Saturday, July 13, 2013

A New Version of My Magnetic Force Paper on Arxiv

The new version of my paper explaining the origin of the magnetic force as being a kinematical consequence of Thomas precession has been up for over a week now here. It's similar to the conference version I put on Researchgate and linked to previously, but it has two new appendices, an Errata section, and a change to the explanation of how the magnetic force is related to Thomas precession. 

The conference version of the paper was improved in various ways compared to the previous arxiv version (v5), and so the new posting on arxiv is much better than the last version, I think.  First, it fixes the glaring sign error I mentioned previously.  More importantly, it has a much better description of what is the expected anti-centrifugal force of the Thomas precession, that shows explicitly the inverse-cube dependence on interparticle separation (as necessary to overcome the inverse-square character of electrostatic repulsion), and then it shows how this prediction agrees with existing Maxwell-Lorentz electrodynamics in the case of bound circular motion, getting much better agreement than previously.  Previously I had an extra Lorentz (gamma) factor squared, which would certainly not be negligible given that it is an ultrarelativistic case where the anti-centrifugal or strong magnetic force becomes significant.

The new version, like the conference version, assumes that the correct form for the angular velocity of the Thomas precession, as observed from the laboratory frame, is as given by Jackson and most other authors, as opposed to the formula according Malykin (derived by Ritus, originally, references are in my paper on arxiv).  This was very nice in getting agreement in the ultrarelativistic case on the Lorentz factors, and for a brief while I thought it might also be working better in obtaining the magnetic force in the low velocity limit, but now I am having severe doubts.  Finding the sign error flustered and confused me into thinking I could solve problems with that part too using the Jackson formula, but as I think about it further I'm suspecting that Malykin is nonetheless correct.  It may be possible to reinterpret my anticentrifugal force to be consistent with Malykin, since Malykin does not say that the Jackson formula is wrong, merely that it applies to observations made from the accelerating reference frame rather than from the lab frame.

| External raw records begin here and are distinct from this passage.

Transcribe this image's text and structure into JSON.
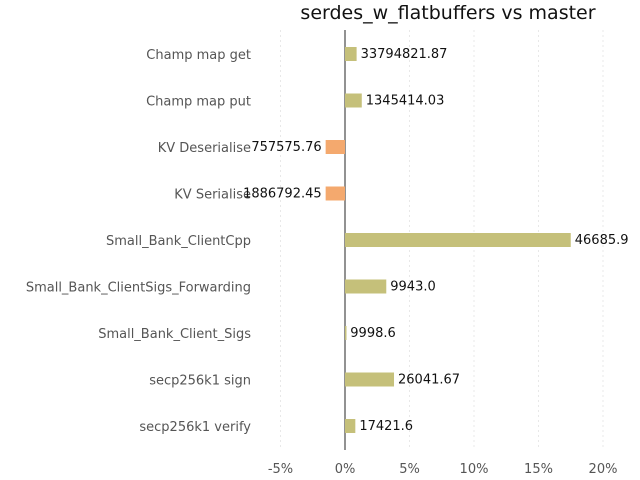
{
  "chart_data": {
    "type": "bar",
    "orientation": "horizontal",
    "title": "serdes_w_flatbuffers vs master",
    "categories": [
      "Champ map get",
      "Champ map put",
      "KV Deserialise",
      "KV Serialise",
      "Small_Bank_ClientCpp",
      "Small_Bank_ClientSigs_Forwarding",
      "Small_Bank_Client_Sigs",
      "secp256k1 sign",
      "secp256k1 verify"
    ],
    "values": [
      0.9,
      1.3,
      -1.5,
      -1.5,
      17.5,
      3.2,
      0.1,
      3.8,
      0.8
    ],
    "value_labels": [
      "33794821.87",
      "1345414.03",
      "757575.76",
      "1886792.45",
      "46685.9",
      "9943.0",
      "9998.6",
      "26041.67",
      "17421.6"
    ],
    "x_ticks": [
      -5,
      0,
      5,
      10,
      15,
      20
    ],
    "x_tick_labels": [
      "-5%",
      "0%",
      "5%",
      "10%",
      "15%",
      "20%"
    ],
    "xlim": [
      -6.4,
      21.2
    ],
    "grid": true,
    "colors": {
      "positive": "#c5c07a",
      "negative": "#f4a96e",
      "zero_line": "#777777",
      "grid": "#e8e8e8"
    }
  }
}
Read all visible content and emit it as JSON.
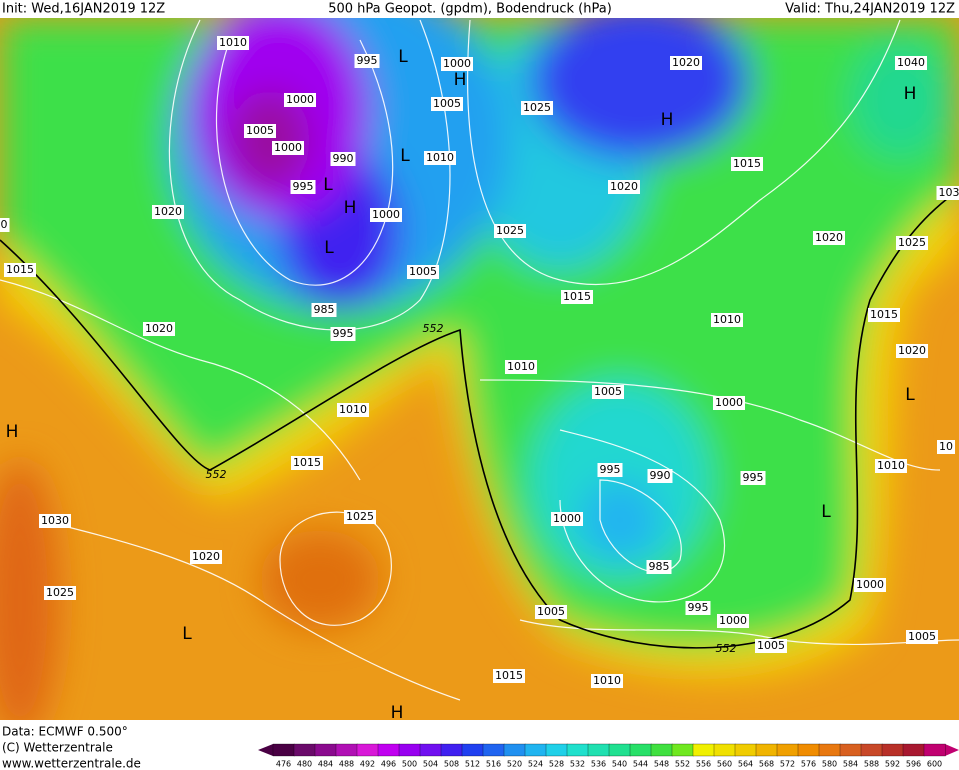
{
  "header": {
    "init": "Init: Wed,16JAN2019 12Z",
    "title": "500 hPa Geopot. (gpdm), Bodendruck (hPa)",
    "valid": "Valid: Thu,24JAN2019 12Z"
  },
  "footer": {
    "data": "Data: ECMWF  0.500°",
    "copyright": "(C) Wetterzentrale",
    "url": "www.wetterzentrale.de"
  },
  "colorbar": {
    "ticks": [
      476,
      480,
      484,
      488,
      492,
      496,
      500,
      504,
      508,
      512,
      516,
      520,
      524,
      528,
      532,
      536,
      540,
      544,
      548,
      552,
      556,
      560,
      564,
      568,
      572,
      576,
      580,
      584,
      588,
      592,
      596,
      600
    ],
    "colors": [
      "#4a0044",
      "#6a0a6a",
      "#8a0a8e",
      "#b010b4",
      "#d818d8",
      "#c000f0",
      "#9800f0",
      "#7010f0",
      "#4020f0",
      "#2040f0",
      "#2064f0",
      "#2090f0",
      "#20b4f0",
      "#20d0e8",
      "#20e0cc",
      "#20e0b0",
      "#20e090",
      "#28e068",
      "#40e040",
      "#70e820",
      "#f0f000",
      "#f0e000",
      "#f0cc00",
      "#f0b400",
      "#f0a000",
      "#f08c00",
      "#e87810",
      "#d86020",
      "#c84828",
      "#b83028",
      "#a81830",
      "#c00070"
    ]
  },
  "pressure_labels": [
    "1010",
    "995",
    "1000",
    "1000",
    "1005",
    "1005",
    "1000",
    "990",
    "1010",
    "995",
    "1000",
    "1020",
    "1025",
    "1025",
    "1020",
    "1040",
    "1015",
    "1020",
    "1020",
    "1025",
    "103",
    "1015",
    "1005",
    "985",
    "995",
    "1020",
    "1015",
    "1010",
    "1015",
    "1020",
    "1010",
    "1005",
    "1000",
    "1010",
    "1015",
    "995",
    "990",
    "995",
    "1010",
    "1030",
    "1025",
    "1000",
    "1020",
    "985",
    "1025",
    "1005",
    "995",
    "1000",
    "1000",
    "1005",
    "1005",
    "1015",
    "1010",
    "0",
    "10"
  ],
  "contour_labels": [
    "552",
    "552",
    "552"
  ],
  "pressure_centers": [
    "L",
    "H",
    "H",
    "H",
    "L",
    "L",
    "H",
    "L",
    "H",
    "L",
    "L",
    "L",
    "H"
  ]
}
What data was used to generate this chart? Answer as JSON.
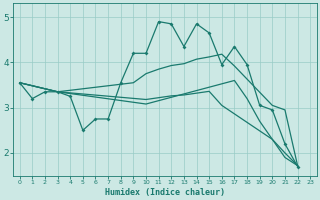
{
  "bg_color": "#cce8e4",
  "grid_color": "#99ccc6",
  "line_color": "#1a7a6e",
  "xlabel": "Humidex (Indice chaleur)",
  "ylim": [
    1.5,
    5.3
  ],
  "xlim": [
    -0.5,
    23.5
  ],
  "yticks": [
    2,
    3,
    4,
    5
  ],
  "xticks": [
    0,
    1,
    2,
    3,
    4,
    5,
    6,
    7,
    8,
    9,
    10,
    11,
    12,
    13,
    14,
    15,
    16,
    17,
    18,
    19,
    20,
    21,
    22,
    23
  ],
  "figsize": [
    3.2,
    2.0
  ],
  "dpi": 100,
  "line1_x": [
    0,
    1,
    2,
    3,
    4,
    5,
    6,
    7,
    8,
    9,
    10,
    11,
    12,
    13,
    14,
    15,
    16,
    17,
    18,
    19,
    20,
    21,
    22
  ],
  "line1_y": [
    3.55,
    3.2,
    3.35,
    3.35,
    3.25,
    2.5,
    2.75,
    2.75,
    3.55,
    4.2,
    4.2,
    4.9,
    4.85,
    4.35,
    4.85,
    4.65,
    3.95,
    4.35,
    3.95,
    3.05,
    2.95,
    2.2,
    1.7
  ],
  "line2_x": [
    0,
    3,
    9,
    10,
    11,
    12,
    13,
    14,
    15,
    16,
    17,
    20,
    21,
    22
  ],
  "line2_y": [
    3.55,
    3.35,
    3.55,
    3.75,
    3.85,
    3.93,
    3.97,
    4.07,
    4.12,
    4.18,
    3.92,
    3.05,
    2.95,
    1.72
  ],
  "line3_x": [
    0,
    3,
    10,
    11,
    12,
    13,
    14,
    15,
    16,
    20,
    21,
    22
  ],
  "line3_y": [
    3.55,
    3.35,
    3.18,
    3.22,
    3.26,
    3.28,
    3.32,
    3.36,
    3.05,
    2.3,
    2.0,
    1.72
  ],
  "line4_x": [
    0,
    3,
    10,
    17,
    18,
    19,
    20,
    21,
    22
  ],
  "line4_y": [
    3.55,
    3.35,
    3.08,
    3.6,
    3.2,
    2.7,
    2.3,
    1.9,
    1.72
  ]
}
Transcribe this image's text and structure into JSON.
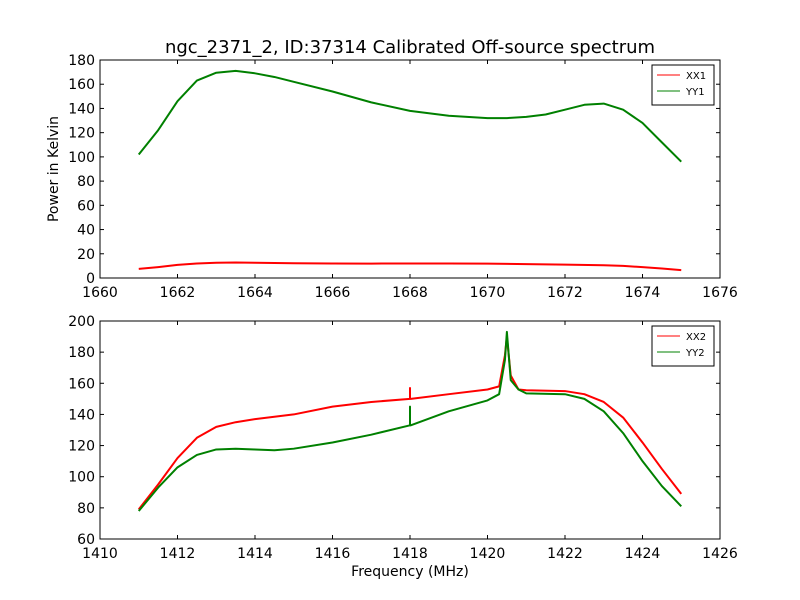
{
  "chart_data": [
    {
      "type": "line",
      "title": "ngc_2371_2, ID:37314 Calibrated Off-source spectrum",
      "xlabel": "",
      "ylabel": "Power in Kelvin",
      "xlim": [
        1660,
        1676
      ],
      "ylim": [
        0,
        180
      ],
      "xticks": [
        1660,
        1662,
        1664,
        1666,
        1668,
        1670,
        1672,
        1674,
        1676
      ],
      "yticks": [
        0,
        20,
        40,
        60,
        80,
        100,
        120,
        140,
        160,
        180
      ],
      "xtick_labels": [
        "1660",
        "1662",
        "1664",
        "1666",
        "1668",
        "1670",
        "1672",
        "1674",
        "1676"
      ],
      "ytick_labels": [
        "0",
        "20",
        "40",
        "60",
        "80",
        "100",
        "120",
        "140",
        "160",
        "180"
      ],
      "legend_position": "top-right",
      "grid": false,
      "series": [
        {
          "name": "XX1",
          "color": "#ff0000",
          "x": [
            1661.0,
            1661.5,
            1662.0,
            1662.5,
            1663.0,
            1663.5,
            1664.0,
            1665.0,
            1666.0,
            1667.0,
            1668.0,
            1669.0,
            1670.0,
            1671.0,
            1672.0,
            1673.0,
            1673.5,
            1674.0,
            1674.5,
            1675.0
          ],
          "y": [
            7.5,
            9.0,
            10.8,
            12.0,
            12.6,
            12.8,
            12.6,
            12.2,
            12.0,
            11.9,
            12.0,
            12.0,
            11.9,
            11.5,
            11.0,
            10.5,
            10.0,
            9.0,
            7.8,
            6.5
          ]
        },
        {
          "name": "YY1",
          "color": "#008000",
          "x": [
            1661.0,
            1661.5,
            1662.0,
            1662.5,
            1663.0,
            1663.5,
            1664.0,
            1664.5,
            1665.0,
            1666.0,
            1667.0,
            1668.0,
            1669.0,
            1670.0,
            1670.5,
            1671.0,
            1671.5,
            1672.0,
            1672.5,
            1673.0,
            1673.5,
            1674.0,
            1674.5,
            1675.0
          ],
          "y": [
            102,
            122,
            146,
            163,
            169.5,
            171,
            169,
            166,
            162,
            154,
            145,
            138,
            134,
            132,
            132,
            133,
            135,
            139,
            143,
            144,
            139,
            128,
            112,
            96
          ]
        }
      ]
    },
    {
      "type": "line",
      "title": "",
      "xlabel": "Frequency (MHz)",
      "ylabel": "",
      "xlim": [
        1410,
        1426
      ],
      "ylim": [
        60,
        200
      ],
      "xticks": [
        1410,
        1412,
        1414,
        1416,
        1418,
        1420,
        1422,
        1424,
        1426
      ],
      "yticks": [
        60,
        80,
        100,
        120,
        140,
        160,
        180,
        200
      ],
      "xtick_labels": [
        "1410",
        "1412",
        "1414",
        "1416",
        "1418",
        "1420",
        "1422",
        "1424",
        "1426"
      ],
      "ytick_labels": [
        "60",
        "80",
        "100",
        "120",
        "140",
        "160",
        "180",
        "200"
      ],
      "legend_position": "top-right",
      "grid": false,
      "series": [
        {
          "name": "XX2",
          "color": "#ff0000",
          "x": [
            1411.0,
            1411.5,
            1412.0,
            1412.5,
            1413.0,
            1413.5,
            1414.0,
            1415.0,
            1416.0,
            1417.0,
            1418.0,
            1418.0,
            1418.0,
            1418.02,
            1419.0,
            1420.0,
            1420.3,
            1420.45,
            1420.5,
            1420.6,
            1420.8,
            1421.0,
            1422.0,
            1422.5,
            1423.0,
            1423.5,
            1424.0,
            1424.5,
            1425.0
          ],
          "y": [
            79,
            95,
            112,
            125,
            132,
            135,
            137,
            140,
            145,
            148,
            150,
            157,
            150,
            150,
            153,
            156,
            158,
            178,
            190,
            165,
            156,
            155.5,
            155,
            153,
            148,
            138,
            122,
            105,
            89
          ]
        },
        {
          "name": "YY2",
          "color": "#008000",
          "x": [
            1411.0,
            1411.5,
            1412.0,
            1412.5,
            1413.0,
            1413.5,
            1414.0,
            1414.5,
            1415.0,
            1416.0,
            1417.0,
            1418.0,
            1418.0,
            1418.0,
            1418.02,
            1419.0,
            1420.0,
            1420.3,
            1420.45,
            1420.5,
            1420.6,
            1420.8,
            1421.0,
            1422.0,
            1422.5,
            1423.0,
            1423.5,
            1424.0,
            1424.5,
            1425.0
          ],
          "y": [
            78,
            93,
            106,
            114,
            117.5,
            118,
            117.5,
            117,
            118,
            122,
            127,
            133,
            145,
            133,
            133,
            142,
            149,
            153,
            175,
            193,
            162,
            156,
            153.5,
            153,
            150,
            142,
            128,
            110,
            94,
            81
          ]
        }
      ]
    }
  ]
}
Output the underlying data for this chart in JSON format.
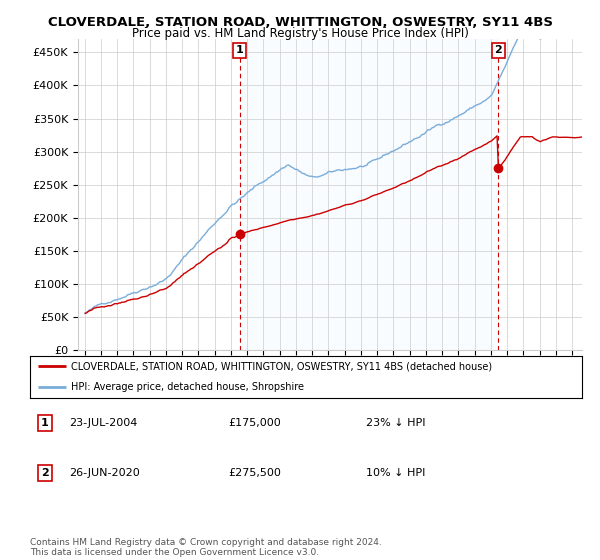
{
  "title": "CLOVERDALE, STATION ROAD, WHITTINGTON, OSWESTRY, SY11 4BS",
  "subtitle": "Price paid vs. HM Land Registry's House Price Index (HPI)",
  "ylim": [
    0,
    470000
  ],
  "yticks": [
    0,
    50000,
    100000,
    150000,
    200000,
    250000,
    300000,
    350000,
    400000,
    450000
  ],
  "ytick_labels": [
    "£0",
    "£50K",
    "£100K",
    "£150K",
    "£200K",
    "£250K",
    "£300K",
    "£350K",
    "£400K",
    "£450K"
  ],
  "sale1_year": 2004,
  "sale1_month": 7,
  "sale1_price": 175000,
  "sale2_year": 2020,
  "sale2_month": 6,
  "sale2_price": 275500,
  "sale1_date": "23-JUL-2004",
  "sale1_pct": "23% ↓ HPI",
  "sale2_date": "26-JUN-2020",
  "sale2_pct": "10% ↓ HPI",
  "legend_line1": "CLOVERDALE, STATION ROAD, WHITTINGTON, OSWESTRY, SY11 4BS (detached house)",
  "legend_line2": "HPI: Average price, detached house, Shropshire",
  "footnote": "Contains HM Land Registry data © Crown copyright and database right 2024.\nThis data is licensed under the Open Government Licence v3.0.",
  "line_color_red": "#cc0000",
  "line_color_blue": "#7aadda",
  "shade_color": "#ddeeff",
  "start_year": 1995,
  "end_year": 2025
}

The Errata section retracts the conjecture of the last two versions that the expected magnetic-like force due to kinematical consequences of acceleration of the field-source charge, that I call a quasi-magnetic force, might account for the electron gyromagnetic ratio being (about) twice the classically-expected value.  The doubling of the strength of the spin-orbit coupling it predicts would only happen in positronium atoms, not in hydrogen atoms.  The Errata section also mentions my doubts about the correctness of using the Jackson Thomas precession angular velocity formula.  I hope to get it resolved pretty soon.  The fully relativistic derivation should answer the question.  I already have quite a lot of it done, and it seems to strongly support Malykin, still, to me.  I'm eager to return to working on it in earnest, but next I have to make the slides for my conference talk, and then give the talk.  When I have the slides I plan to make them generally accessible.

The new appendices together are an explicit demonstration of the relativistic-kinematical character of the magnetic force, and how it can always be related to a Coulomb force between two charges in at least one inertial reference frame.  This should not be controversial or any kind of surprise, but I have never seen this derivation in any textbook, so I thought it worth putting in.  It doesn't involve the Thomas precession explicitly.


Another thing perhaps worth mentioning: the conference version of the paper has some different expository content than the arxiv version.  The abstract and introduction in the conference version were written from scratch, and I didn't copy that content into the arxiv version.  I did shorten the introduction of the arxiv version, though, compared to previous, since it was saying a lot of things would be done in the paper that haven't been done yet.  I'll bring that part back when they are.